General information
- Type: House
- Architectural style: Jacobean
- Location: Werneth, Oldham, Greater Manchester, England
- Coordinates: 53°32′01″N 2°07′43″W﻿ / ﻿53.53361°N 2.12872°W
- Year built: 17th century or earlier
- Governing body: Privately owned

Design and construction

Listed Building – Grade II
- Official name: Werneth Hall
- Designated: 25 October 1951
- Reference no.: 1201652

= Werneth Hall =

Listed building in Greater Manchester, England

Werneth Hall is a Grade II listed privately owned Jacobean manor house in the Werneth area of Oldham, Greater Manchester, England.

==History==
In the reign of Henry III, Alwardus de Aldholme held the manor of Oldham and land in Werneth (Vernet). In the 13th century, Oldham was documented as a manor held from the Crown by a family named Oldham. The Oldhams were relatives of the Bishop of Exeter, Hugh Oldham.

Richard de Oldham was lord of the manor in 1354 and the hall, park and estate passed to his daughter, Margery de Oldham, who married John de Cudworth in the 1370s. The estate passed to their son, John, and to his descendants one of whom, Ralph Cudworth (d. 1572), was the father of the Anglican theologian Ralph Cudworth and grandfather of the Cambridge Platonist Ralph Cudworth. The estate remained in the Cudworth family until Joshua Cudworth (d. 1710) sold it to Sir Ralph Assheton (1651–1716) of Middleton in 1683.

Assheton gave the estate to his daughter, Catherine Assheton (d. 1728), who married Thomas Lister (1688–1745) of Gisburn Park, Yorkshire. The estate passed to their son Thomas Lister (1723–61) and then to his son Thomas Lister, Lord Ribblesdale (1752–1826) who sold it to Parker and Sidebottom of London, for £25,500, in 1792.

In 1795 the Werneth Hall estate was purchased, for £30,000, by the cotton manufacturer John Lees (d. 1823) of Oldham. His son Edward Lees (d. 1835) was succeeded as owner of the hall and lord of the manor by his sons the MP John Frederick Lees (1809–1867) and George Lees. The estate included a park until around 1844 when the hall property was separated from the land and the latter became the public Werneth Park in 1936.

==Architecture==
There have been three buildings on this site since the Middle Ages. The first Werneth Hall (probably timber and plaster) was destroyed by fire in 1456. The house was rebuilt and was in use until at least the 1590s.

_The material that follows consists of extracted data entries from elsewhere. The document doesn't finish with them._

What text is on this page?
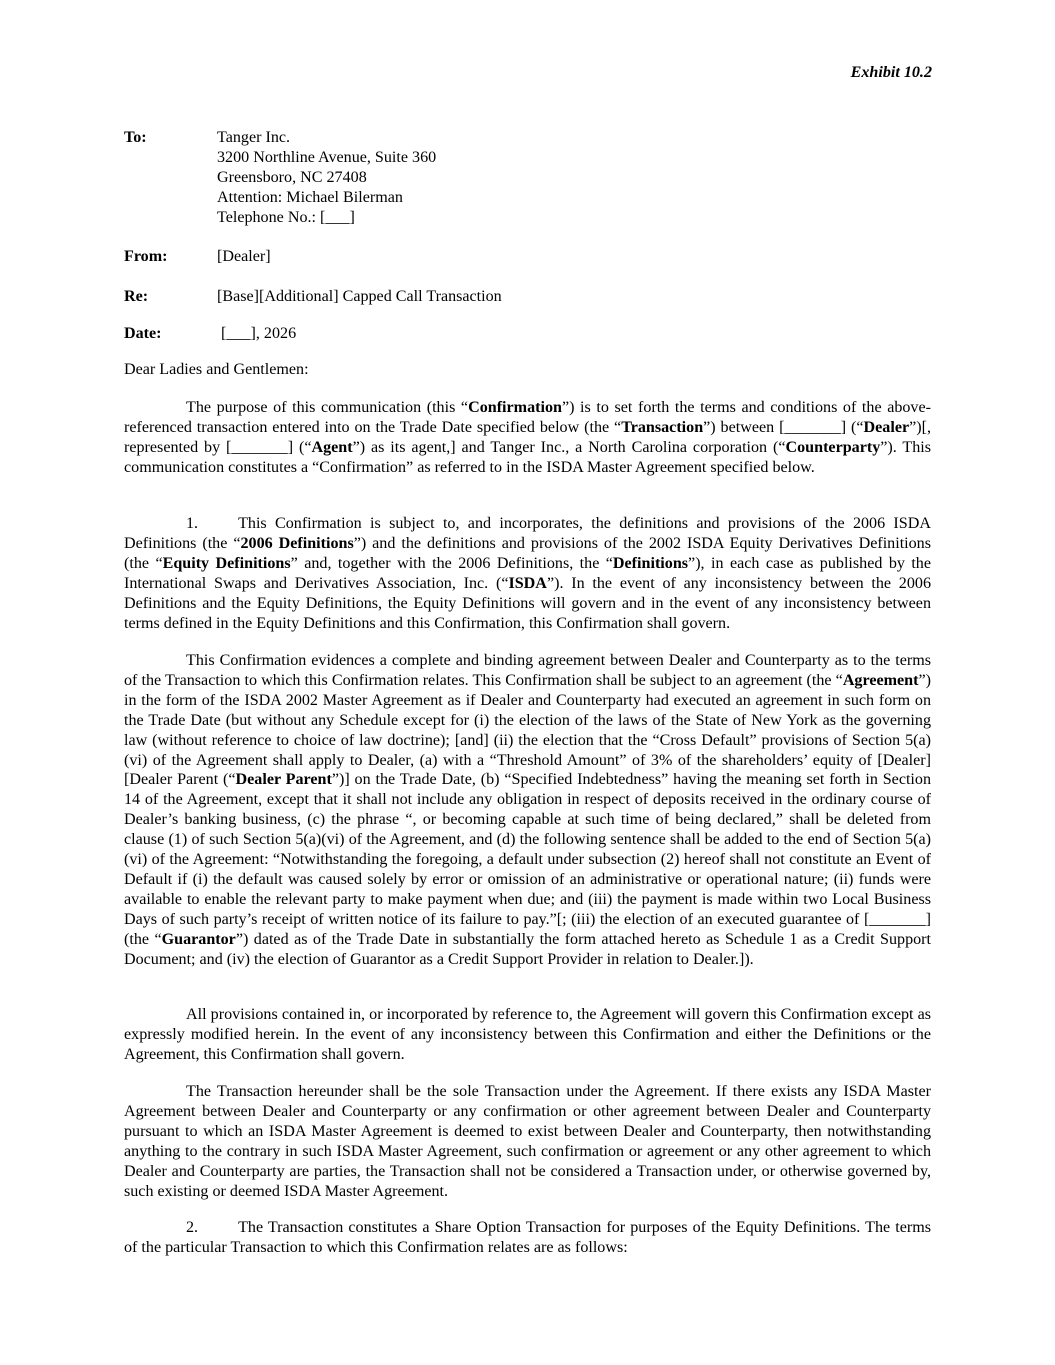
Exhibit 10.2
To:	Tanger Inc.
3200 Northline Avenue, Suite 360
Greensboro, NC 27408
Attention: Michael Bilerman
Telephone No.: [___]
From:	[Dealer]
Re:	[Base][Additional] Capped Call Transaction
Date:	[___], 2026
Dear Ladies and Gentlemen:
The purpose of this communication (this “Confirmation”) is to set forth the terms and conditions of the above-referenced transaction entered into on the Trade Date specified below (the “Transaction”) between [_______] (“Dealer”)[, represented by [_______] (“Agent”) as its agent,] and Tanger Inc., a North Carolina corporation (“Counterparty”). This communication constitutes a “Confirmation” as referred to in the ISDA Master Agreement specified below.
1. This Confirmation is subject to, and incorporates, the definitions and provisions of the 2006 ISDA Definitions (the “2006 Definitions”) and the definitions and provisions of the 2002 ISDA Equity Derivatives Definitions (the “Equity Definitions” and, together with the 2006 Definitions, the “Definitions”), in each case as published by the International Swaps and Derivatives Association, Inc. (“ISDA”). In the event of any inconsistency between the 2006 Definitions and the Equity Definitions, the Equity Definitions will govern and in the event of any inconsistency between terms defined in the Equity Definitions and this Confirmation, this Confirmation shall govern.
This Confirmation evidences a complete and binding agreement between Dealer and Counterparty as to the terms of the Transaction to which this Confirmation relates. This Confirmation shall be subject to an agreement (the “Agreement”) in the form of the ISDA 2002 Master Agreement as if Dealer and Counterparty had executed an agreement in such form on the Trade Date (but without any Schedule except for (i) the election of the laws of the State of New York as the governing law (without reference to choice of law doctrine); [and] (ii) the election that the “Cross Default” provisions of Section 5(a)(vi) of the Agreement shall apply to Dealer, (a) with a “Threshold Amount” of 3% of the shareholders’ equity of [Dealer][Dealer Parent (“Dealer Parent”)] on the Trade Date, (b) “Specified Indebtedness” having the meaning set forth in Section 14 of the Agreement, except that it shall not include any obligation in respect of deposits received in the ordinary course of Dealer’s banking business, (c) the phrase “, or becoming capable at such time of being declared,” shall be deleted from clause (1) of such Section 5(a)(vi) of the Agreement, and (d) the following sentence shall be added to the end of Section 5(a)(vi) of the Agreement: “Notwithstanding the foregoing, a default under subsection (2) hereof shall not constitute an Event of Default if (i) the default was caused solely by error or omission of an administrative or operational nature; (ii) funds were available to enable the relevant party to make payment when due; and (iii) the payment is made within two Local Business Days of such party’s receipt of written notice of its failure to pay.”[; (iii) the election of an executed guarantee of [_______] (the “Guarantor”) dated as of the Trade Date in substantially the form attached hereto as Schedule 1 as a Credit Support Document; and (iv) the election of Guarantor as a Credit Support Provider in relation to Dealer.]).
All provisions contained in, or incorporated by reference to, the Agreement will govern this Confirmation except as expressly modified herein. In the event of any inconsistency between this Confirmation and either the Definitions or the Agreement, this Confirmation shall govern.
The Transaction hereunder shall be the sole Transaction under the Agreement. If there exists any ISDA Master Agreement between Dealer and Counterparty or any confirmation or other agreement between Dealer and Counterparty pursuant to which an ISDA Master Agreement is deemed to exist between Dealer and Counterparty, then notwithstanding anything to the contrary in such ISDA Master Agreement, such confirmation or agreement or any other agreement to which Dealer and Counterparty are parties, the Transaction shall not be considered a Transaction under, or otherwise governed by, such existing or deemed ISDA Master Agreement.
2. The Transaction constitutes a Share Option Transaction for purposes of the Equity Definitions. The terms of the particular Transaction to which this Confirmation relates are as follows:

Most of the third (present) building was built between 1590 and 1625, and has been extensively altered. It is in sandstone with a roof partly in Welsh slate and partly in stone flags. There are two storeys with a cellar, a main range with two cross-wings, coped gables and later extensions. The windows are mullioned and transomed. The entrance has a moulded architrave and to the left an inserted French window.